Сонька не поняла мужа.

– А детей… Кто детей присмотрит? Они ж, поди, не святым духом живы. Ты об этом подумал?

– А почему это я один обо всем должен думать? А ты?..

– Я думаю, кто ж еще думает? Как война началась, все одна да одна. То ты чего-то боишься, сбегаешь из хаты, то черт знает где целыми неделями таскаешься. А в доме хоть шаром покати, ничего, кроме бульбы, нет. Впереди же зима, холода. Жить-то как?

– Другие живут, и ты проживешь.

– Другие из колхоза всего понатаскали. И хлеба, и бульбы, и даже худобу кое-кто привел.

– А что ж ты не натаскала?

– Потому что ты… ты… В колхоз не захотел, в лесники подался. По лесу с ружьем разгуливал. Был бы в колхозе, в поле бы работал – и нам бы что-нибудь перепало…

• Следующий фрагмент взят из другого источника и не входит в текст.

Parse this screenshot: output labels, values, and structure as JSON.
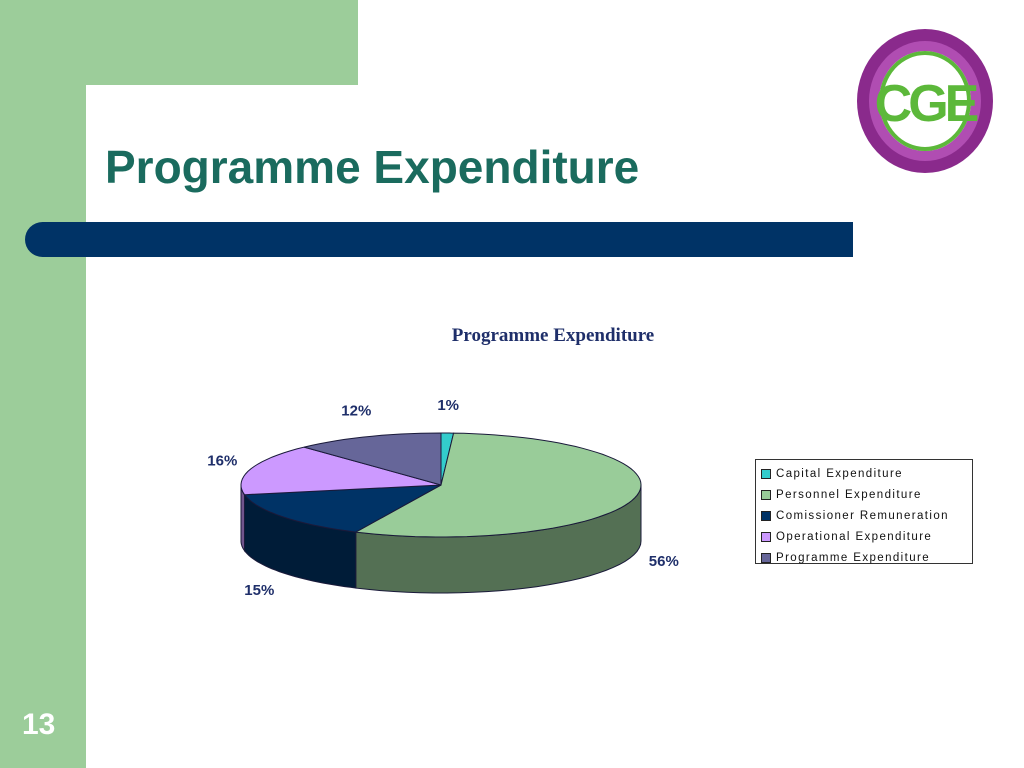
{
  "slide": {
    "title": "Programme Expenditure",
    "number": "13",
    "logo_text": "CGE"
  },
  "colors": {
    "sidebar": "#9ccd9a",
    "title_text": "#1a6b5e",
    "title_bar": "#003366",
    "chart_text": "#1f2f6a"
  },
  "chart_data": {
    "type": "pie",
    "title": "Programme Expenditure",
    "categories": [
      "Capital Expenditure",
      "Personnel Expenditure",
      "Comissioner Remuneration",
      "Operational Expenditure",
      "Programme Expenditure"
    ],
    "values": [
      1,
      56,
      15,
      16,
      12
    ],
    "labels": [
      "1%",
      "56%",
      "15%",
      "16%",
      "12%"
    ],
    "colors": [
      "#33cccc",
      "#99cc99",
      "#003366",
      "#cc99ff",
      "#666699"
    ],
    "style": "3d",
    "legend_position": "right"
  }
}
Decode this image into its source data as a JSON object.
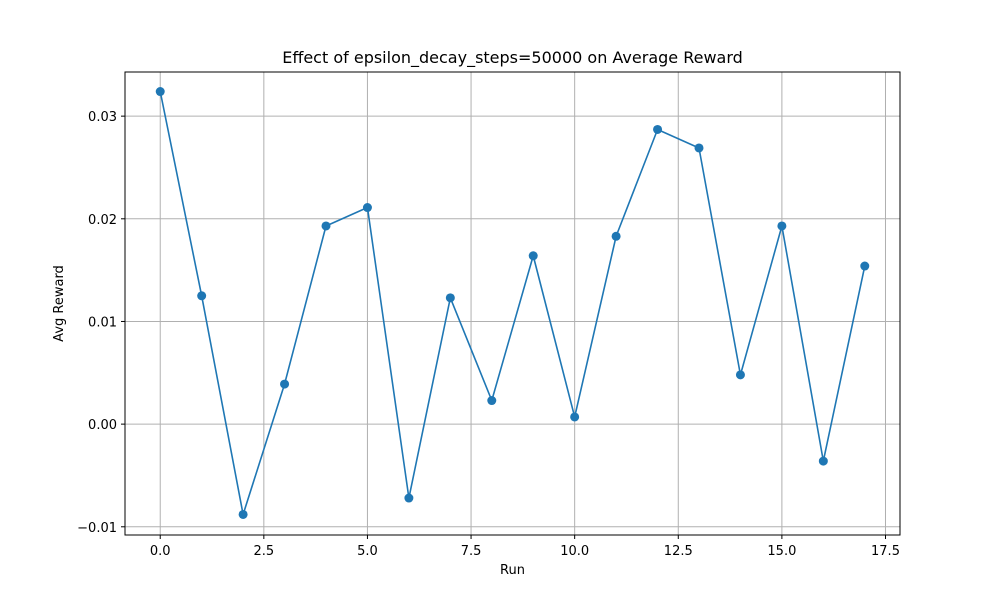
{
  "chart_data": {
    "type": "line",
    "title": "Effect of epsilon_decay_steps=50000 on Average Reward",
    "xlabel": "Run",
    "ylabel": "Avg Reward",
    "xlim": [
      -0.85,
      17.85
    ],
    "ylim": [
      -0.0108,
      0.0343
    ],
    "grid": true,
    "x_ticks": [
      0.0,
      2.5,
      5.0,
      7.5,
      10.0,
      12.5,
      15.0,
      17.5
    ],
    "x_tick_labels": [
      "0.0",
      "2.5",
      "5.0",
      "7.5",
      "10.0",
      "12.5",
      "15.0",
      "17.5"
    ],
    "y_ticks": [
      -0.01,
      0.0,
      0.01,
      0.02,
      0.03
    ],
    "y_tick_labels": [
      "−0.01",
      "0.00",
      "0.01",
      "0.02",
      "0.03"
    ],
    "series": [
      {
        "color": "#1f77b4",
        "marker": "circle",
        "x": [
          0,
          1,
          2,
          3,
          4,
          5,
          6,
          7,
          8,
          9,
          10,
          11,
          12,
          13,
          14,
          15,
          16,
          17
        ],
        "values": [
          0.0324,
          0.0125,
          -0.0088,
          0.0039,
          0.0193,
          0.0211,
          -0.0072,
          0.0123,
          0.0023,
          0.0164,
          0.0007,
          0.0183,
          0.0287,
          0.0269,
          0.0048,
          0.0193,
          -0.0036,
          0.0154
        ]
      }
    ]
  }
}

– Ежели я во всем виноват, жить вам не даю, так я… Ослобожу вас…

– Как это ты нас ослободишь?

– А так – уйду от вас. Живите, как вам будет охота, без меня.

– И куда ты уйдешь? – заинтересовалась Сонька.

– Найду куда.

– Так давай, уходи, – словно бы подзадорила Сонька мужа. – Только и их с собою забирай, – показала на печь, на детей. – Потому что одна я… такую ораву не прокормлю.

– А зачем тогда рожала, ежли не прокормишь?

– Это я одна рожала?.. Чуть только ночь, так и лезешь, что тот бугай…

Сонька заплакала. Захныкали, заревели на разные голоса и дети.

«Вот она, воля, свобода, – подумал, все еще сидя в одежде на лавке, Евхим. – Я так рвался из того подвала, так домой хотел. А тут… Чем тут лучше?»

Надвинул на самые глаза шапку и, ни слова никому не говоря, вышел из хаты.